ASIA: rallentano i dati sulla crescita cinese
In Cina, il PIL di T4 si è attestato a 6.4% a/a (consenso 6,5%, valore precedente 6.5%). La crescita del 2018 è stata pari a 6,6%, la più bassa in 28 anni. La produzione industriale di dicembre è aumentata del 5,7% a/a (consenso 5,3% e valore 5,4% nel mese precedente). Le vendite al dettaglio sono aumentate dell’8,2% (consenso e valore precedente ‘8,1%). Gli investimenti in immobilizzazioni sono cresciuti del 5,9% nel 2018 rispetto al consenso del 6,0% e del 5,9% in gennaio-novembre. Gli investimenti immobiliari sono diminuiti al 9,5% dal 9,7%. Le acquisizioni di terreni e le vendite di abitazioni commerciali per superficie hanno subito una decelerazione marginale. Le esportazioni del Giappone hanno registrato il calo più marcato in due anni a dicembre, trainate in gran parte dalla debolezza della Cina. Le esportazioni sono diminuite del 3,8% a/a (consenso -1,3% a/a), segnando il primo calo da settembre 2018 e il maggiore da ottobre 2016. Le importazioni sono aumentate dell’1,9% a/a, rispetto al consenso per un aumento del 3,7%, in forte rallentamento rispetto al 12,5% del mese precedente.

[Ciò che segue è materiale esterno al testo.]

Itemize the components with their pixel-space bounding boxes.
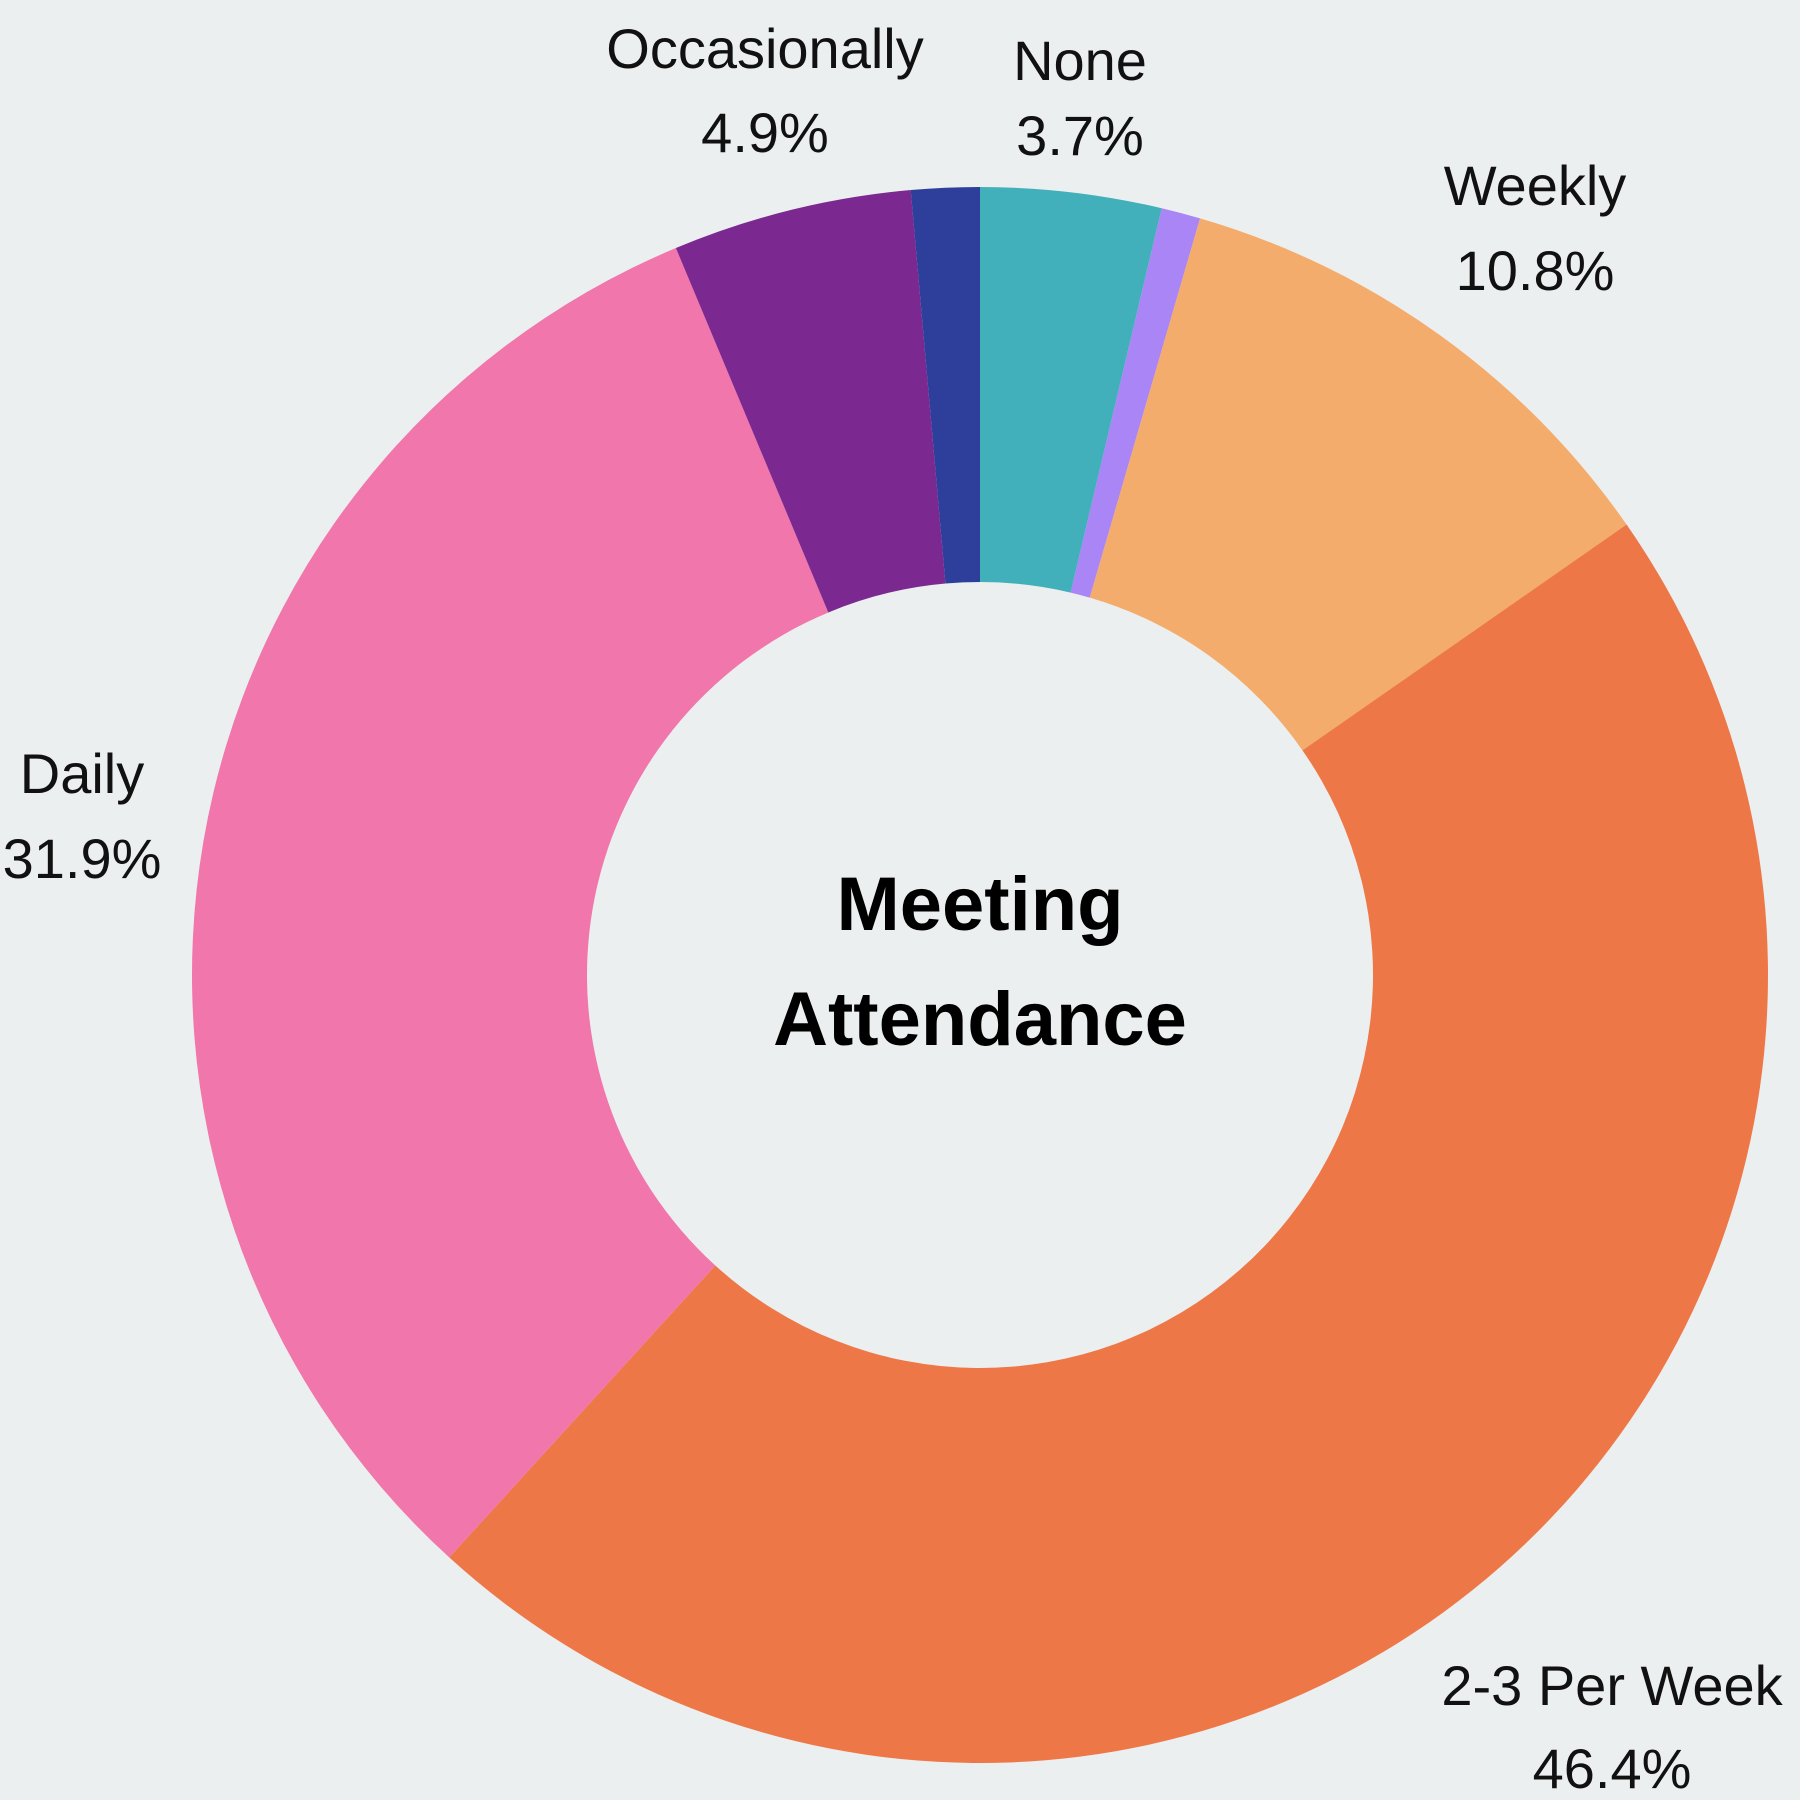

LA PROSSIMA SETTIMANA: quali dati?
- Europa: il focus sarà sulle stime di crescita per il T4 e di inflazione per il mese di gennaio
- Stati Uniti: la combinazione del FOMC e dei dati sul mercato del lavoro fornirà un importante aggiornamento sull’economia US. Inoltre, l’ISM manifatturiero dovrebbe stabilizzarsi su livelli coerenti con proseguimento della crescita su ritmi inferiori a quelli del 2018. Prevista anche la stima del PIL di T4, ma Il dato non verrà pubblicato finché non sarà concluso lo shutdown.